Wednesday, January 30, 2019

Trapped and free

As I write this it's nineteen degrees below zero in DeKalb, up six whole degrees from this morning. I've been teaching Robert Vivian's Cold Snap As Yearning, having providentially discussed the title essay just the other day. In it, Vivian describes a snow day when he was eight years old in rural Nebraska, and the joyous liberation that we all know and love. "School had been canceled," he writes. "The city shut down to its minimum capacities, nothing moved on the road outside our house, no lone figure made its way anywhere except in rooms similar to ours, shuffling like us in wool socks and slippers, like us simultaneously trapped and free inside our homes."
The radio was on, announcing shut-downs. The Czech Society would not meet at five o'clock; the girls' choir at Duchense Academy would reschedule for practice for Thursday the fifteenth, weather permitting—call for further details. The litany was endless, and very delicious. How could you argue with the perfection snap? On a day like this you stay inside and sleep in, read a book, or otherwise laze about the house, looking at pictures or soaking in the bathtub. Everything else is frozen and dead. It is a brief and necessary quarantine.
He begs his mom to let him out in the snow, and she eventually relents, He dresses "like an astronaut" and heads for a power plant at the far end of the park across from his house—a continent-sized journey for an eight year-old in the snow. He finds a spot near a chain-link fence and hunkers down, on his back. A couple decades later, he writes:
How often do we know we are alone, not the alone of self-pity and  pathos, but the shattering alone in a place that is placeless, in a world beyond our knowing? I am eight years old and know nothing, and it takes my breath away; and then something is revealed to me in the cusp of cold wind through branches, though I cannot say what it is. Silence and cold and wind blowing, the via negativa of coming briefly to the end of my chain, not straining at all in felt emotion: the zero where I become nothing in watching the blanked-out sky, the whisper of the wind through branches that are the difference between seeing and being.
Time to head back home, and "hauled back to the world of the living by one tiny, invisible thread" Vivian's "conscious again" and dying for some cocoa, his wool mittens chafing his wrist. The actual world, where our imagination has less currency. The inevitable: "I squirm and discover that this much snow and this much cold is suddenly unbearable:"
whatever spell I was under is broken, it's over now, broken, time to go home, dry my things by the fire, try to remember what just happened, though it will take twenty years to make any kind of sense of it, one moment of eternity where l stood outside time and gazed at the sky and found it unbearably peaceful because I was not myself or anyone in the snow but a witness to what I still do not have the words to say.
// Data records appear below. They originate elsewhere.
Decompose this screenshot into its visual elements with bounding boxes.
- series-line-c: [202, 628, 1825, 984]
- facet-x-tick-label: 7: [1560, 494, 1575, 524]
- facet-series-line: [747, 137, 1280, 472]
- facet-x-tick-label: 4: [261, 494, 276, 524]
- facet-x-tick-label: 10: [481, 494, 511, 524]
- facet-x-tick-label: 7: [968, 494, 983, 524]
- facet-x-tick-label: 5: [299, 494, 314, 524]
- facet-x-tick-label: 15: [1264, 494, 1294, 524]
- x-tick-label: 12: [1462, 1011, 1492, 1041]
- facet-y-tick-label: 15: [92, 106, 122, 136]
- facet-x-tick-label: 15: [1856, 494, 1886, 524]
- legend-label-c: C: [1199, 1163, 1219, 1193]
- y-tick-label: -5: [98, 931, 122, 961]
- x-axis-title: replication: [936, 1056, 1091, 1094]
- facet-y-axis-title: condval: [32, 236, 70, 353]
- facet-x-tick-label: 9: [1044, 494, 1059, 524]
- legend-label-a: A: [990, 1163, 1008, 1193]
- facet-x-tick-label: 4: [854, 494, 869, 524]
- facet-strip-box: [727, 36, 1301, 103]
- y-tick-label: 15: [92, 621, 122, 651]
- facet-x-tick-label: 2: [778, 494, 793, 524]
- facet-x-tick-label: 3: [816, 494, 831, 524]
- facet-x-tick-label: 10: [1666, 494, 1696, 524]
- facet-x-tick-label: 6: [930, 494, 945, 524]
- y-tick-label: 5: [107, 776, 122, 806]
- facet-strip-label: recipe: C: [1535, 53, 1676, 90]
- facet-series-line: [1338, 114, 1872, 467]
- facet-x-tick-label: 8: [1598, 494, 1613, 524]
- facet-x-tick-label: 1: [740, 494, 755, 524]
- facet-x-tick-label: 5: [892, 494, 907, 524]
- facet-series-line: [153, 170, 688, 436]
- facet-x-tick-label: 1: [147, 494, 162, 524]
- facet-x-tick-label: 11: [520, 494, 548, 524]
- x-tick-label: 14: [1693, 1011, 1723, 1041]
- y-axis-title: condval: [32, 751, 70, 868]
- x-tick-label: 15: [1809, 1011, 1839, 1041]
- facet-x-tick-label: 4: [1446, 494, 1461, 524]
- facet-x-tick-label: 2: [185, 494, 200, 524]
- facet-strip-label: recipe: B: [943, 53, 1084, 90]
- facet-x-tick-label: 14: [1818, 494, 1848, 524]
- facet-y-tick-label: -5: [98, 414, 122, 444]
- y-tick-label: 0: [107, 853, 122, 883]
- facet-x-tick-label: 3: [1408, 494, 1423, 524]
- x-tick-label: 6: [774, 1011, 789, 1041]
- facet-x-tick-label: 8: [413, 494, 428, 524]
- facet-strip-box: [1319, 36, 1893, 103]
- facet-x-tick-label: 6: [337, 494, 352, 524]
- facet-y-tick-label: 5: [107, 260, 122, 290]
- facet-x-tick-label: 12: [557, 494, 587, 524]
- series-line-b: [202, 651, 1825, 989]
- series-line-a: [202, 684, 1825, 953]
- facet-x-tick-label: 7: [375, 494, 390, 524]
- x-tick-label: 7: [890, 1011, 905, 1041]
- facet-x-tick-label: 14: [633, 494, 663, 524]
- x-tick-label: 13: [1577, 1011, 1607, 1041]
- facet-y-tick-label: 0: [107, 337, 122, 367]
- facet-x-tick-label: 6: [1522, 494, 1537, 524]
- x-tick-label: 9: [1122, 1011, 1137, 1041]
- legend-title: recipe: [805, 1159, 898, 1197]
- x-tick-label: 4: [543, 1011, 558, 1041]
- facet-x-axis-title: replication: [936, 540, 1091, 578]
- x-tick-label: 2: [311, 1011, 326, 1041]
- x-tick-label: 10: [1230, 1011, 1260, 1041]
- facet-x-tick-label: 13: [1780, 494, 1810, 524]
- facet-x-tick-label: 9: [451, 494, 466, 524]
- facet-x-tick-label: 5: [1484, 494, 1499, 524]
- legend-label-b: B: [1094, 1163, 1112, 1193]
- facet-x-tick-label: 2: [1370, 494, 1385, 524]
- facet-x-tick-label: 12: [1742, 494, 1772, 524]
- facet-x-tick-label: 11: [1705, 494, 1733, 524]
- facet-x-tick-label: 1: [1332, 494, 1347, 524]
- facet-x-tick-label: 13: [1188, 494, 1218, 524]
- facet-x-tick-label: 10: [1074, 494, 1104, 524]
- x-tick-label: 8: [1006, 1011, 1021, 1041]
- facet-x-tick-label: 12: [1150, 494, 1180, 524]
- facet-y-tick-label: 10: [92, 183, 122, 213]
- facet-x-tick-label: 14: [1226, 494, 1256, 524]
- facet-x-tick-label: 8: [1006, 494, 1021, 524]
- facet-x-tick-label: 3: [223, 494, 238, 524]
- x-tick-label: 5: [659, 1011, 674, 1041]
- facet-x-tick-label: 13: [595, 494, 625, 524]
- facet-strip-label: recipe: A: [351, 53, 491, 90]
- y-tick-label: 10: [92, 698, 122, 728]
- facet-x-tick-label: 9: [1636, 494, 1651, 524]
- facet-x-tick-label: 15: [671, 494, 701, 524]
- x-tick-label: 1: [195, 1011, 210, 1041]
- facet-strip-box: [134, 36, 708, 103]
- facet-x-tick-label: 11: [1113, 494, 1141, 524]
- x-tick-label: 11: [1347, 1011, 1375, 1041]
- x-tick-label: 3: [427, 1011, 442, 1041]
I say goodbye to all that. I heard the monosyllabic moan of nature and found there was a place for all of it, my breathing, those branches, the cold and the snow, the sky beyond them white in every molecule, that all of these are still valid now and forever though the meaning is not clear. In fact there is no meaning but emptiness, and this emptiness saves me for one split second of my life that will carry me for years—has carried me, in fact, to this very sentence at the beginning of the new millennium.